3. What you’re eating. My boyfriend is quite the chef. Prior to him, I had no real appreciation for the culinary world. Now, I have a cabinet full of spices and cookware. I’m slowly learning to love food – preparing it, eating it, and talking about it. Going to a great restaurant? Have a wonderful meal the other week? Love cooking at home? Peeved about Top Chef? Please share!

4. What you do. If your job is your passion, I’d love to hear about it – even if I have no real understanding of what it is. Listening to people talk about their passions is fascinating. The other night, I joyfully eavesdropped on my sister as she discussed chemistry with a mutual friend. I’ve never heard two people so pumped about Tungsten. Your passion may not be your job, but, for most of us, your job is not all that you do. Tell me about your hobbies. Tell me about your weekend plans.

People’s jobs can be fascinating. People’s jobs can be boring. Unless they are enthusiastic about it, I’d rather talk about something else.


About Helena

Helena lives in Chicago with her boyfriend and two cats. Her boyfriend thinks she's awesome. Her cats agree.

Posted on June 24, 2011, in Who I Am and tagged , , , , , , , , , . Bookmark the permalink. 13 Comments.

  1. Hahaha, I’ll try not to dwell on my job for too long Sunday then 😉 Writing and grammar are my passion but not so much when it involves office supplies 😀

  2. I’ve always hated the question “What do you do?”, precisely because people ask it as if they’re asking who you are.

    It’s like when you’re a kid and people ask “What do you want to be when you grow up?” I just want to be myself! How I earn a living doesn’t define that.

    Thanks for writing this, it’s very uplifting and you have great conversation suggestions I’ll have to remember!!

  3. My it’s refreshing to see someone who’s greatest interest in learning about the other person. It seems a higher and higher percentage of folks (and canines) are so busy exponding on their particular talents asking questions is a lost art. Good grief, I don’t need to know the number of Rolls Royces someone’s had in the last 5 years. Good Post.

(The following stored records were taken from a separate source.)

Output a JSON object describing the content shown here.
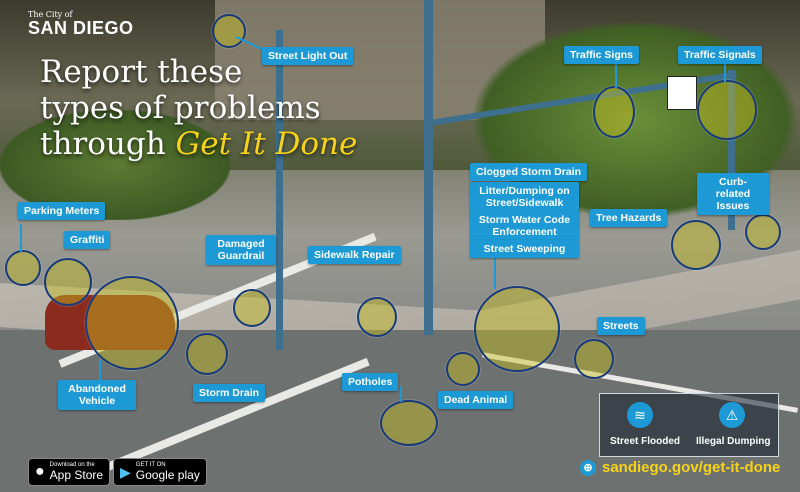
{
  "logo": {
    "prefix": "The City of",
    "name": "SAN DIEGO"
  },
  "headline": {
    "line1": "Report these",
    "line2": "types of problems",
    "line3_prefix": "through ",
    "line3_emphasis": "Get It Done"
  },
  "labels": {
    "street_light_out": "Street Light Out",
    "traffic_signs": "Traffic Signs",
    "traffic_signals": "Traffic Signals",
    "parking_meters": "Parking Meters",
    "graffiti": "Graffiti",
    "damaged_guardrail": "Damaged Guardrail",
    "sidewalk_repair": "Sidewalk Repair",
    "clogged_storm_drain": "Clogged Storm Drain",
    "litter_dumping": "Litter/Dumping on Street/Sidewalk",
    "storm_water": "Storm Water Code Enforcement",
    "street_sweeping": "Street Sweeping",
    "tree_hazards": "Tree Hazards",
    "curb_related": "Curb-related Issues",
    "streets": "Streets",
    "abandoned_vehicle": "Abandoned Vehicle",
    "storm_drain": "Storm Drain",
    "potholes": "Potholes",
    "dead_animal": "Dead Animal"
  },
  "legend": {
    "street_flooded": "Street Flooded",
    "illegal_dumping": "Illegal Dumping"
  },
  "stores": {
    "apple_small": "Download on the",
    "apple_big": "App Store",
    "google_small": "GET IT ON",
    "google_big": "Google play"
  },
  "url": "sandiego.gov/get-it-done",
  "colors": {
    "label_blue": "#1d9ad6",
    "highlight_yellow": "#f6d21b",
    "circle_fill": "#c8be1e"
  }
}
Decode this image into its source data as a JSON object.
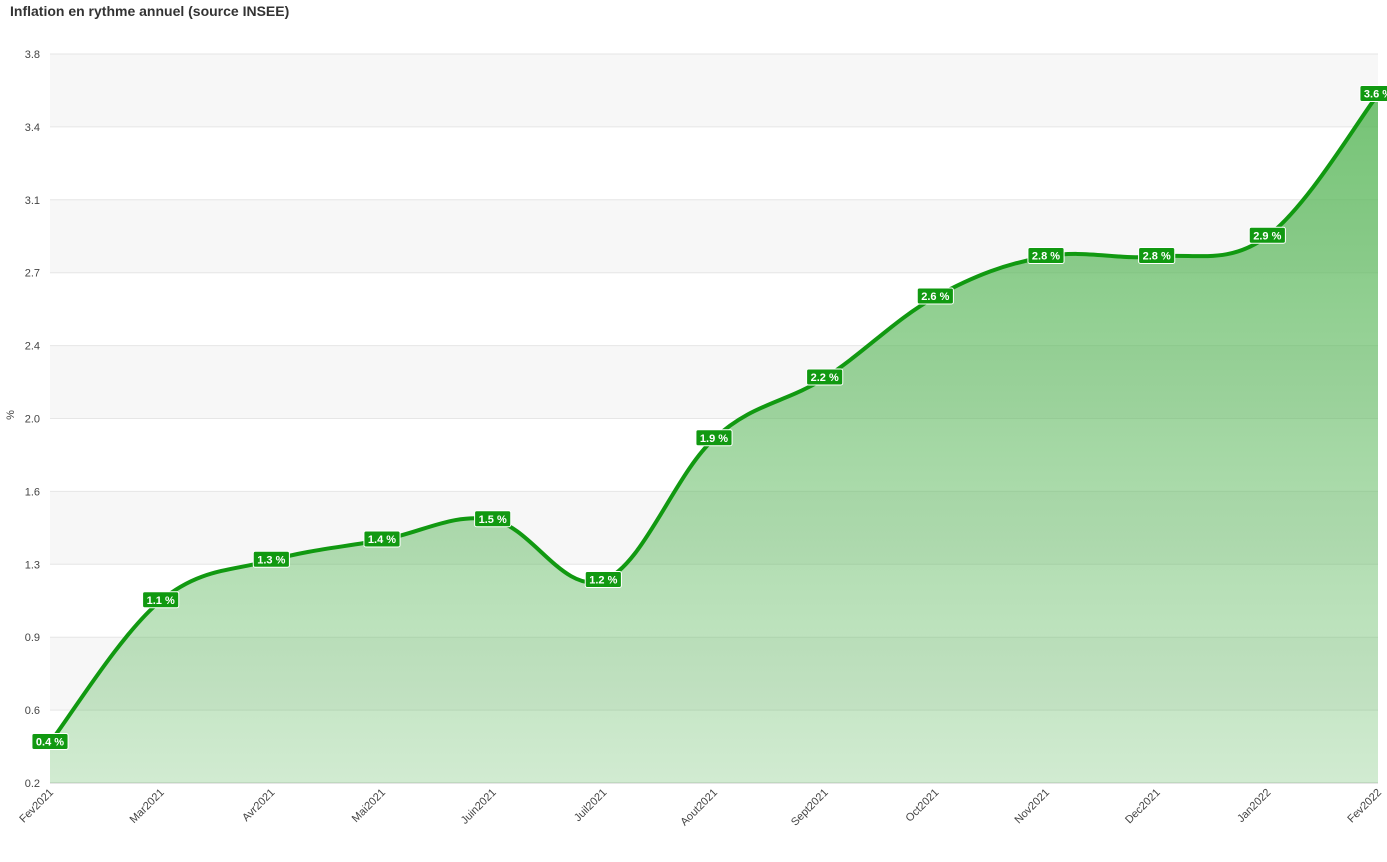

  4. Yay!!!! I live in NY, where the “what do you do” question, when I answer, writer, becomes a really annoying game of “show me your resume” when they ask who I write for (so they can rank and peg it.) I write for the NYT and write books, so no shame in my game but….borrrrrring! I loathe the innate competitiveness of that question and, in Europe and other countries, it’s not what people focus on at all. Thank heaven. You can go through an entire evening or social event without ever discussing your job or work with someone.

    My favorite way to shift the conversation is to ask “So, what do you do for fun?” It almost always seems to surprise people and they are always happy to answer it. I think it lets them show their true passions, even if they work for fun.

    • Exactly! When I tell people what I do, they want to know where – as though the company is an indication of my abilities at my profession. And yes, this job thing is an American obsession.

    • Natanya Green

      I love that question, “What do you do for fun?” I’m sure the surprise factor in the unexpected ending on the question will be an extra bonus.

  5. So true! It’s hard not to fall into the usual job question, but it’s not always an insight into who they are. I hated being asked that question when I was dissatisfied with my job, but now I love talking about it. I try to accommodate for both ends of the spectrum by then asking whether they enjoy what they do and if not what their dream job would be.

  6. Natanya Green

    Thanks for this post Helena! This exact situation came up today in a conversation with a new acquaintance and I cringed when I habitually asked this question without thinking. I swayed the conversation to what his dream life/job is instead and that made for much more interesting and playful fodder.